Robert said:
Malcolm McLean wrote:
news
[email protected]... [can isspace(0) be nonzero, in any locale?
You are safe. The end of string marker must be zero, and isspace() must
return false for it.
Can you cite chapter and verse for the second "must?"
From 9899:1999 §7.4.1.10:
"The isspace function tests for any character that is a standard white-
space character or is one of a locale-specific set of characters for
which isalnum is false."
"Each set is further divided into a basic character set, whose contents
are given by this subclause, and a set of zero or more locale- specific
members (which are not members of the basic character set) called
extended characters."
...
"A byte with all bits set to 0, called the null character, shall exist
in the basic execution character set; it is used to terminate a
character string."
So the null character is a member of the basic character set and
therefore cannot be a locale-specific character. Since isspace()
returns true only for standard white-space characters of locale-
specific characters, of which the null character is neither, it must
return false when called with the null character.
... but "locale-specific set of characters" is not the
same thing as "set of locale-specific characters." In the first case
the adjectival phrase "locale-specific" applies to "set," while in the
second it applies to "characters." "Republican delegates to the
Congress" are not "delegates to the Republican Congress."

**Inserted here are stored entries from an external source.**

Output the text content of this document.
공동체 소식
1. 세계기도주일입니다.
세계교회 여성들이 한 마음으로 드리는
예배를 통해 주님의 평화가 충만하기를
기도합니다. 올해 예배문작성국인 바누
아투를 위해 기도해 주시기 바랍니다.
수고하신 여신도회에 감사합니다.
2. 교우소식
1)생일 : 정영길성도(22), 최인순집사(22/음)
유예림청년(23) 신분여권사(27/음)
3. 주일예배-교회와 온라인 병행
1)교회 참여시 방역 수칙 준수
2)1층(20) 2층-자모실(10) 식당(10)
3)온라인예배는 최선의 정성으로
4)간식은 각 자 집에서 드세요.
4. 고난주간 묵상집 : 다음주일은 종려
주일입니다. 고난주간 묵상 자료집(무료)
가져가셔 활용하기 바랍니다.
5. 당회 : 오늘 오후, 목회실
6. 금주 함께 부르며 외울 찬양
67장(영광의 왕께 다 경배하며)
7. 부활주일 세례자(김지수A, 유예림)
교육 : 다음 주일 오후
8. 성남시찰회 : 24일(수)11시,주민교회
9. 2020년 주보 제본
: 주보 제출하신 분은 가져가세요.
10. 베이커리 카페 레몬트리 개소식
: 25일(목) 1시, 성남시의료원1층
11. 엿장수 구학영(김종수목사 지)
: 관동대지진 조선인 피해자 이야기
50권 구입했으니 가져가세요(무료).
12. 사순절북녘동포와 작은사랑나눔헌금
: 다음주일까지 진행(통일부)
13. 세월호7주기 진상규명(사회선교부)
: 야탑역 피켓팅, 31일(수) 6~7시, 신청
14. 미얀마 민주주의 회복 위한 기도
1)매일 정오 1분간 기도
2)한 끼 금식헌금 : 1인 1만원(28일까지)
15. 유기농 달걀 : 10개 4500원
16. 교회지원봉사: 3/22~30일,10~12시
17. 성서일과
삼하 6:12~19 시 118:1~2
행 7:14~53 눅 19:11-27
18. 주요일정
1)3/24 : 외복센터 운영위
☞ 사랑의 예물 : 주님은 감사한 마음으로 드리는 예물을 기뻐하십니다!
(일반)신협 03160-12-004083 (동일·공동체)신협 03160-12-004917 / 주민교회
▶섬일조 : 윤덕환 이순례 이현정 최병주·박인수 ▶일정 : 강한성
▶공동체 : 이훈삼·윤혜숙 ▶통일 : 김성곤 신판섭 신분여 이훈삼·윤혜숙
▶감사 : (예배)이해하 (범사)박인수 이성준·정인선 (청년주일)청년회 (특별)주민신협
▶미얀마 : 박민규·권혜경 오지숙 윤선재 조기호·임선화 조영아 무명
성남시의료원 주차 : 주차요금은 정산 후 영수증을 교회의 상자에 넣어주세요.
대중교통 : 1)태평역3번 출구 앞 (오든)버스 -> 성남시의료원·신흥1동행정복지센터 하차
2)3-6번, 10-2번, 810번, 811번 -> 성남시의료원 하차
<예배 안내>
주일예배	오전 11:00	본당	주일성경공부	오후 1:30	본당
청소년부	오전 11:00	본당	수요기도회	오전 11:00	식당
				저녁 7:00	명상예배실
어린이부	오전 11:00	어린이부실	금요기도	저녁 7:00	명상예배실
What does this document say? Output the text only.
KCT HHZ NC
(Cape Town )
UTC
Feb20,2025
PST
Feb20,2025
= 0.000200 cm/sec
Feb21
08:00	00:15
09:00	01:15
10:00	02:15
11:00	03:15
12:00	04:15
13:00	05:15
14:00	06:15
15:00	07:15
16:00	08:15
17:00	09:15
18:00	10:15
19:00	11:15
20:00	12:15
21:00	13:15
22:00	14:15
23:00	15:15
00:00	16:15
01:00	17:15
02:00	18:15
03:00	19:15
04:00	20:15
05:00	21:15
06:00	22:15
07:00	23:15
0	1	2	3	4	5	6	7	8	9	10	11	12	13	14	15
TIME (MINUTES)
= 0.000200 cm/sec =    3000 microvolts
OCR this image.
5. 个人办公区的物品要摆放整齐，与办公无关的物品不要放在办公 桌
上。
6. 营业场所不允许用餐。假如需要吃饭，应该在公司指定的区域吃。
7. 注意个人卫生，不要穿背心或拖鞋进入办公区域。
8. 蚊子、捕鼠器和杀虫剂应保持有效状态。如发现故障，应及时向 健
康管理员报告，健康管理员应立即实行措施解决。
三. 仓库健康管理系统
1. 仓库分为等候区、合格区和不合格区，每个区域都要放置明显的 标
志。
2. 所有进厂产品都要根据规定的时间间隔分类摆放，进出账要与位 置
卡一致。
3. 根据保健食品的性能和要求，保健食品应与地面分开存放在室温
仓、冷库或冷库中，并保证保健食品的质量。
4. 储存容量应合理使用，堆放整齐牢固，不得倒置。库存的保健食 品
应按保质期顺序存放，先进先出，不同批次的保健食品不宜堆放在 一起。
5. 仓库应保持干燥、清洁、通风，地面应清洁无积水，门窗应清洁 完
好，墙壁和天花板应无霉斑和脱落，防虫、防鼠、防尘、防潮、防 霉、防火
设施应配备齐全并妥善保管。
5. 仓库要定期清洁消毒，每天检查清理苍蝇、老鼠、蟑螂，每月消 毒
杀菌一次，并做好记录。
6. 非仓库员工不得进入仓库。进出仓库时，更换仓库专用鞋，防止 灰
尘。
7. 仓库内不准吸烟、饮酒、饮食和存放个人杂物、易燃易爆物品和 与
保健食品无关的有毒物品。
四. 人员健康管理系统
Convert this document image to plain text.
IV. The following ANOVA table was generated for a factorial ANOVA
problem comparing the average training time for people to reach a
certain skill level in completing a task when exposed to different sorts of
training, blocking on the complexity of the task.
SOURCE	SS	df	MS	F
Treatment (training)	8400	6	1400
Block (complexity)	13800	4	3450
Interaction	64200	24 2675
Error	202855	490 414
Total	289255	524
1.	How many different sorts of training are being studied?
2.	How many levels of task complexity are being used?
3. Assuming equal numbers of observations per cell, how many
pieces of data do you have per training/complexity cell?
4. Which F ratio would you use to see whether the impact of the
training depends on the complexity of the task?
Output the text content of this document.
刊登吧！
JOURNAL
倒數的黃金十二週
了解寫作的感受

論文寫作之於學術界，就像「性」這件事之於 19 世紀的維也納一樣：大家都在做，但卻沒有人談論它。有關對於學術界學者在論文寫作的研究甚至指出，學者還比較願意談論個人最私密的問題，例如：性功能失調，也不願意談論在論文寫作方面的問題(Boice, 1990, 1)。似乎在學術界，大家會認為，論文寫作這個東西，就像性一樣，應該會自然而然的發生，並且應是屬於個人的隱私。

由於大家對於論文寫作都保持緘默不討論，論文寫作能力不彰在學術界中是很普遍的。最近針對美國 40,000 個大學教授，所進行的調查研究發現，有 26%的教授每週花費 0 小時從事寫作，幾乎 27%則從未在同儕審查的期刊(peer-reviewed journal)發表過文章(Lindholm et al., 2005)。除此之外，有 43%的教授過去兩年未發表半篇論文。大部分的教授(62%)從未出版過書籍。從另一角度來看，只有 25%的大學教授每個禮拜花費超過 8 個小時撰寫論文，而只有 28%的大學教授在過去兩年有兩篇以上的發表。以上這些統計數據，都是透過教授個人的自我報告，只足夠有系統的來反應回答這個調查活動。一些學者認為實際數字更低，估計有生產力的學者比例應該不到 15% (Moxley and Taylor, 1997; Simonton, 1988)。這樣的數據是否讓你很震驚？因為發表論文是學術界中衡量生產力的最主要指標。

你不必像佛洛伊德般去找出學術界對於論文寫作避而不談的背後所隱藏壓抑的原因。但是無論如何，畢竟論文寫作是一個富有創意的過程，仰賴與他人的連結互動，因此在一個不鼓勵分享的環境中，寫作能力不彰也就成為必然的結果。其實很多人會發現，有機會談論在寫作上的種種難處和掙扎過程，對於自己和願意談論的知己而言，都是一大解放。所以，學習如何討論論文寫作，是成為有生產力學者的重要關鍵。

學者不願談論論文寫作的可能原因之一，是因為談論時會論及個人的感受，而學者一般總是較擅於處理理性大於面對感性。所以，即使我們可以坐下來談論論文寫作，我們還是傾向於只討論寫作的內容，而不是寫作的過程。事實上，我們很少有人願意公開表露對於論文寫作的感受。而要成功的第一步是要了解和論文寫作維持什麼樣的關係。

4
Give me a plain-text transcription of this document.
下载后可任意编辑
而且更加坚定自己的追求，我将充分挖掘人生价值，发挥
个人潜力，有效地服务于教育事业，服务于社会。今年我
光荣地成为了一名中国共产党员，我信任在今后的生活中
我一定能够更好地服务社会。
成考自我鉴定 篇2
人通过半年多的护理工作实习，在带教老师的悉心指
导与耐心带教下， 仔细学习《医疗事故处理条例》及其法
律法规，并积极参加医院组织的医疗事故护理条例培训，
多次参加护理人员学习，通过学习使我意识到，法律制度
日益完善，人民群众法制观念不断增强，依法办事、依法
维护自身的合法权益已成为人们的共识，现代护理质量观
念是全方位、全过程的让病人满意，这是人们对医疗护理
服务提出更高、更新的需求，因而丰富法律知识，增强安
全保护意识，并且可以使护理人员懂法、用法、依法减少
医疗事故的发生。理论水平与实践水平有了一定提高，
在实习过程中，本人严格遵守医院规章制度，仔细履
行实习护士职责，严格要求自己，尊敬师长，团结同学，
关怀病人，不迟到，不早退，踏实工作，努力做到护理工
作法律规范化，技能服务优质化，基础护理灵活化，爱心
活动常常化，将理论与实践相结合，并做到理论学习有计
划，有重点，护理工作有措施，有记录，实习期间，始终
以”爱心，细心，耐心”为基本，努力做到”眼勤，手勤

Army1987 may have spotted a defect.
Well, I hope no such locale actually exists. If it did, given the
description of strtol():
"First, they decompose the input string into three parts: an
initial, possibly empty, sequence of white-space characters (as
specified by the isspace function), a subject sequence resembling
an integer represented in some radix determined by the value of
base, and a final string of one or more unrecognized characters,
including the terminating null character of the input string.
Then, they attempt to convert the subject sequence to an integer,
and return the result."
I would expect that in such a locale, strtol(" ", &endptr, 10)
would be likely to behave strangely, and
char p[2][4] = { " ", "100" }; strtol(p[0], &endptr, 10)
would almost surely behave strangely. I was surprised by the
Standard not (apparently) forbidding that. The reason why I asked
that is:
I am writing a replacement of strtoul() which doesn't handle
negative numbers (i.e. treats '-' as an invalid character).
unsigned long int ustrtoul(const char *nptr, char **endptr,
int base)
{
const char *cursor;
for (cursor = nptr; isspace((unsigned char)*cursor); cursor++)
continue;
if (*cursor == '-') { /* Now *cursor is the first nonWS */
if (endptr != NULL)
*endptr = (char *)nptr; /* endptr should be const char**, */
/* but is char** to mimic strtoul() */
return 0;
} else
return strtoul(nptr, endptr, base);
}
If there were a locale with isspace('\0') != 0, that would cause
UB, but possibly even the "real" strtoul() would.